Mais si l’on admet avec Rousseau que « l’homme est perfectible », et avec Nietzsche que l’être humain dispose d’une « plasticité » (« Il faudrait savoir précisément quelle est la force plastique de l’individu, du peuple, de la civilisation en question. Je veux parler de cette force qui permet à quelqu’un de se développer de manière originale et indépendante, de transformer et d’assimiler les choses passées ou étrangères »), alors ces déterminismes sociaux acquis peuvent être dépassés grâce à une éducation visant à développer chez chacun une « autonomie morale » (projet des Lumières que présente Kant dans Qu’est-ce que les Lumières ? ).
c – Déterminismes individuels (psychologiques), propres à chaque individu puisqu’ils ne sont pas donnés par nature ni construits par notre culture mais liés à notre histoire personnelle, à notre expérience individuelle, et qui conditionnent certains traits de notre personnalité que l’on va essentialiser : « C’est mon identité, je ne peux rien y faire... »
Ex. : Phobie (peur irraisonnée) envers des objets en lien plus ou moins direct avec un événement traumatique.
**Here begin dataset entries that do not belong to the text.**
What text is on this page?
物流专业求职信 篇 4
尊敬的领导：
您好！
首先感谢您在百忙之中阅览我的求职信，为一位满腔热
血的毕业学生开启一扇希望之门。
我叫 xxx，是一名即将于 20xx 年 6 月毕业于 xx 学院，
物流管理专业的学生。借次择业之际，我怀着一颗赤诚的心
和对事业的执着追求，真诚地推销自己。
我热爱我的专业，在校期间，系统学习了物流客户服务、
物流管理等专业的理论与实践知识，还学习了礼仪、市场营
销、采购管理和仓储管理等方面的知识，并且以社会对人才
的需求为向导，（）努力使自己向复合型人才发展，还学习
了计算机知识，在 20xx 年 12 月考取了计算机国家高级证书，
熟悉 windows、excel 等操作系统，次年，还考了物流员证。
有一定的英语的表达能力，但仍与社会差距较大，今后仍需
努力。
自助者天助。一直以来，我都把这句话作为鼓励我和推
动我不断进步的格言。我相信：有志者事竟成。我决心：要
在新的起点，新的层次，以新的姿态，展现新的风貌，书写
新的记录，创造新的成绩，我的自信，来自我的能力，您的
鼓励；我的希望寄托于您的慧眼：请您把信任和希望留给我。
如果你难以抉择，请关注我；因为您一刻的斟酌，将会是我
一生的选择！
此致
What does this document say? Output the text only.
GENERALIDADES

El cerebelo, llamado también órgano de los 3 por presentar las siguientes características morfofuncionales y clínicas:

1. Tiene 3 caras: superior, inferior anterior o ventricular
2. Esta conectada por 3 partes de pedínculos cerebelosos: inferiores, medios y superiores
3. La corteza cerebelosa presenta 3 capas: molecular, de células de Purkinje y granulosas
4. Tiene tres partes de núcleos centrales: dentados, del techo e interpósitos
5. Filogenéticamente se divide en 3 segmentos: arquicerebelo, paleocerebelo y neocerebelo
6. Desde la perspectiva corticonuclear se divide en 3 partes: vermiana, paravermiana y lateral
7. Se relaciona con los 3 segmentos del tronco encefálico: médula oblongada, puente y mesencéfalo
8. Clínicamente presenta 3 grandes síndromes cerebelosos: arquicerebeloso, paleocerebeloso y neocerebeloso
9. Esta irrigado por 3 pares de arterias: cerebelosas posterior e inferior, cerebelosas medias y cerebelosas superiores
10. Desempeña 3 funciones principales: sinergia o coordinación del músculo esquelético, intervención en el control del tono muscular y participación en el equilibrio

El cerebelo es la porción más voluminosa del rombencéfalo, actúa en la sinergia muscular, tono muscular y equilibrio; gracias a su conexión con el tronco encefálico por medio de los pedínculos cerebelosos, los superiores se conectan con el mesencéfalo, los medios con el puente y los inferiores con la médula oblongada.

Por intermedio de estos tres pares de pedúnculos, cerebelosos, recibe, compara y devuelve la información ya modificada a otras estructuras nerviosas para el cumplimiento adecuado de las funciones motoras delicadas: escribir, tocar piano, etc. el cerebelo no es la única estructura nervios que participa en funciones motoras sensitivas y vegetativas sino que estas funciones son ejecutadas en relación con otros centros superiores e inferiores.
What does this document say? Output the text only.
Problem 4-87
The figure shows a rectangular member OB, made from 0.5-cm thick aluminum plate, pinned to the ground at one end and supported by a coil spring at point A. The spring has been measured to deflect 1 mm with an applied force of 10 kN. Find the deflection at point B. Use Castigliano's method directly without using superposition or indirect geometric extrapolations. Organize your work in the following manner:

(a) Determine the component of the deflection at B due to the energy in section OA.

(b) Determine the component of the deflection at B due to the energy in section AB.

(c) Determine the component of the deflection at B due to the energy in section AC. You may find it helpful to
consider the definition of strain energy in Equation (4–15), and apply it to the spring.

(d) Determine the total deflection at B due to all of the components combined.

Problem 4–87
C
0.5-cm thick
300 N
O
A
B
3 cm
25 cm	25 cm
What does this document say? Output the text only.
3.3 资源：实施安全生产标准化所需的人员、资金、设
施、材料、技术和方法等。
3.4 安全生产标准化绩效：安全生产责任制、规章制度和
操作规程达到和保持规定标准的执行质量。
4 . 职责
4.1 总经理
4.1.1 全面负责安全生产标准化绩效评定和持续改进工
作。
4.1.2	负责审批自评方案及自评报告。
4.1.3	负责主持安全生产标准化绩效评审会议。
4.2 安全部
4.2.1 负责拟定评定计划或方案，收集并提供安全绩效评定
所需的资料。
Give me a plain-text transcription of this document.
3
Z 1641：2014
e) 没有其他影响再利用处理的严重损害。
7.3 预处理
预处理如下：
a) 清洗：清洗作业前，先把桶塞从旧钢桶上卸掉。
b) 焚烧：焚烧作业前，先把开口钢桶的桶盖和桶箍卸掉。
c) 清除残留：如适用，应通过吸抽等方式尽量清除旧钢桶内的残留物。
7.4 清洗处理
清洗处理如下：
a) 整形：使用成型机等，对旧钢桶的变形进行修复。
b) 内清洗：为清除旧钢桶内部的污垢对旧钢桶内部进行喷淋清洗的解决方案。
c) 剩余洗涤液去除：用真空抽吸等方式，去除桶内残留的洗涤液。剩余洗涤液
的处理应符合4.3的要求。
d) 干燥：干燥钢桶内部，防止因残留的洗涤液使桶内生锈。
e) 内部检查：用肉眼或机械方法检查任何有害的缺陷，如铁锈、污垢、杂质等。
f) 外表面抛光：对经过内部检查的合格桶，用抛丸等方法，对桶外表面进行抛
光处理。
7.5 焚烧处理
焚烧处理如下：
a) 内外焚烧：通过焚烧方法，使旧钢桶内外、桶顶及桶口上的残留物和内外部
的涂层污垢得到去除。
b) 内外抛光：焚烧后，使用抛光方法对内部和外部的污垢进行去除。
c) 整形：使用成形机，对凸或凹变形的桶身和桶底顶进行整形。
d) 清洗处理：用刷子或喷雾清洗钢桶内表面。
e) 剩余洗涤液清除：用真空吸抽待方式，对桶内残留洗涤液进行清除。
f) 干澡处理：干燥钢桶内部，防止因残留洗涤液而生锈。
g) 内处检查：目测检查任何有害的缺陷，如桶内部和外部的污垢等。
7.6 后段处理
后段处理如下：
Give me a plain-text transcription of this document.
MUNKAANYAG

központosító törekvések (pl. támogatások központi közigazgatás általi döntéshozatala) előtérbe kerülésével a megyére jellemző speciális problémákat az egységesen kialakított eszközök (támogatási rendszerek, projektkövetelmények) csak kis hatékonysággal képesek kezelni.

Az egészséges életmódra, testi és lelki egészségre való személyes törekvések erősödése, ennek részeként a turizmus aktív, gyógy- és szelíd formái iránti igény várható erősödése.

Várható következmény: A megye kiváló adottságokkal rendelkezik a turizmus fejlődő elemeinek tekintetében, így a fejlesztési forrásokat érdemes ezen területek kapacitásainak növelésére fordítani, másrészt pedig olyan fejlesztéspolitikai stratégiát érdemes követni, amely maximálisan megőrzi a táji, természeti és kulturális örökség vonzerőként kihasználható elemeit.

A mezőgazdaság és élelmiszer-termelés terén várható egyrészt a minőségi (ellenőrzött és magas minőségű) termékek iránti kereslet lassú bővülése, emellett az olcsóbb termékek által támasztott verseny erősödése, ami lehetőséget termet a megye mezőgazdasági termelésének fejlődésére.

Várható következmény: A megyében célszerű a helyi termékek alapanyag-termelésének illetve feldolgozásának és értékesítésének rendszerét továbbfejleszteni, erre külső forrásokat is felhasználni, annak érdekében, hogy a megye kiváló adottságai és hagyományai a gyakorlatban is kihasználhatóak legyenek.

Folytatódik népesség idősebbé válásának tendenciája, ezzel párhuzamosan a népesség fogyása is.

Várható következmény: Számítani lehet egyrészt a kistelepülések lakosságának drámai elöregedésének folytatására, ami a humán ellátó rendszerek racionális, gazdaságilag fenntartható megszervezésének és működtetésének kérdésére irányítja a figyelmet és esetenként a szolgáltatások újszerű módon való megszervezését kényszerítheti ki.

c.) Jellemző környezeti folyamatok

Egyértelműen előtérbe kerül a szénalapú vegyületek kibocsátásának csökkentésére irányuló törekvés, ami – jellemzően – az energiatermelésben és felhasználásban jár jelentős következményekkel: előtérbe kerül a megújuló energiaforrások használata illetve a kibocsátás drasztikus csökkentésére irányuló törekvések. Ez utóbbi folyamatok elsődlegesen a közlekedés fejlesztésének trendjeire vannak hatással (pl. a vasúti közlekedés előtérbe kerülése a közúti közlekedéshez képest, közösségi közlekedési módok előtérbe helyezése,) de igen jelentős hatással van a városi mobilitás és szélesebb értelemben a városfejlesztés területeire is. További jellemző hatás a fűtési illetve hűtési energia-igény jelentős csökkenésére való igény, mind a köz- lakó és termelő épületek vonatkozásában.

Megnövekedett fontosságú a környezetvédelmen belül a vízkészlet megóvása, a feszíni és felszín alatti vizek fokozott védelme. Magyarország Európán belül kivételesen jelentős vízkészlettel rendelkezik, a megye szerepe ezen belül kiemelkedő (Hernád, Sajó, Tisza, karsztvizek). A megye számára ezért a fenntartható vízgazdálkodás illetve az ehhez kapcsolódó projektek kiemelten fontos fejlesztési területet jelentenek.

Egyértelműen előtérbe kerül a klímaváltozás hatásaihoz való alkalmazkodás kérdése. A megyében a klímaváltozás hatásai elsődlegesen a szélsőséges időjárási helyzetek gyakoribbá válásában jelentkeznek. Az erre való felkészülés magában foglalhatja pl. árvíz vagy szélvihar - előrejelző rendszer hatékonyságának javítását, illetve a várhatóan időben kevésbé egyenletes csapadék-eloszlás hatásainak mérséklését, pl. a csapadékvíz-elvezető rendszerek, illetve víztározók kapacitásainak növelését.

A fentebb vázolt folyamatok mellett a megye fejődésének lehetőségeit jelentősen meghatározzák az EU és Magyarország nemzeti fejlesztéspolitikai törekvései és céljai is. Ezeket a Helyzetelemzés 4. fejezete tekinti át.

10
« Lorsque j’étais enfant, j’aimais une fille de mon âge, qui était un peu louche ; au moyen de quoi, l’impression qui se faisait par la vue en mon cerveau, quand je regardais ses yeux égarés, se joignait tellement à celle qui s’y faisait aussi pour émouvoir la passion de l’amour, que longtemps après, en voyant des personnes louches, je me sentais plus enclin à les aimer qu’à en aimer d’autres, pour cela seul qu’elles avaient ce défaut; et je ne savais pas néanmoins que ce fût pour cela. Au contraire, depuis que j’y ai fait réflexion, et que j’ai reconnu que c’était un défaut, je n’en ai plus été ému. Ainsi, lorsque nous sommes portés à aimer quelqu’un, sans que nous en sachions la cause, nous pouvons croire que cela vient de ce qu’il y a quelque chose en lui de semblable à ce qui a été dans un autre objet que nous avons aimé auparavant, encore que nous ne sachions pas ce que c’est. » (Descartes, Lettre à Chanut, 6 juin 1647)
Ces déterminismes psychologiques, se traduisent par des perturbations affectives, cognitives, fantasmatiques. Les assumer, c’est renoncer à son libre arbitre. Pourtant, ces déterminismes psychologiques étant acquis, ils peuvent être dépassés (notion de « travail sur soi », mais aussi psychothérapies).
3. RAISON, CONNAISSANCE : LES OUTILS DU LIBRE ARBITRE
A. Évidence objective de la liberté humaine
« L’homme est libre ; sans quoi conseils, exhortations, préceptes, interdictions, récompenses et châtiments seraient vains. Pour mettre en évidence cette liberté, il faut remarquer que certains êtres agissent sans jugement, comme par exemple la pierre qui tombe ; il en est ainsi de tous les êtres privés du pouvoir de connaître.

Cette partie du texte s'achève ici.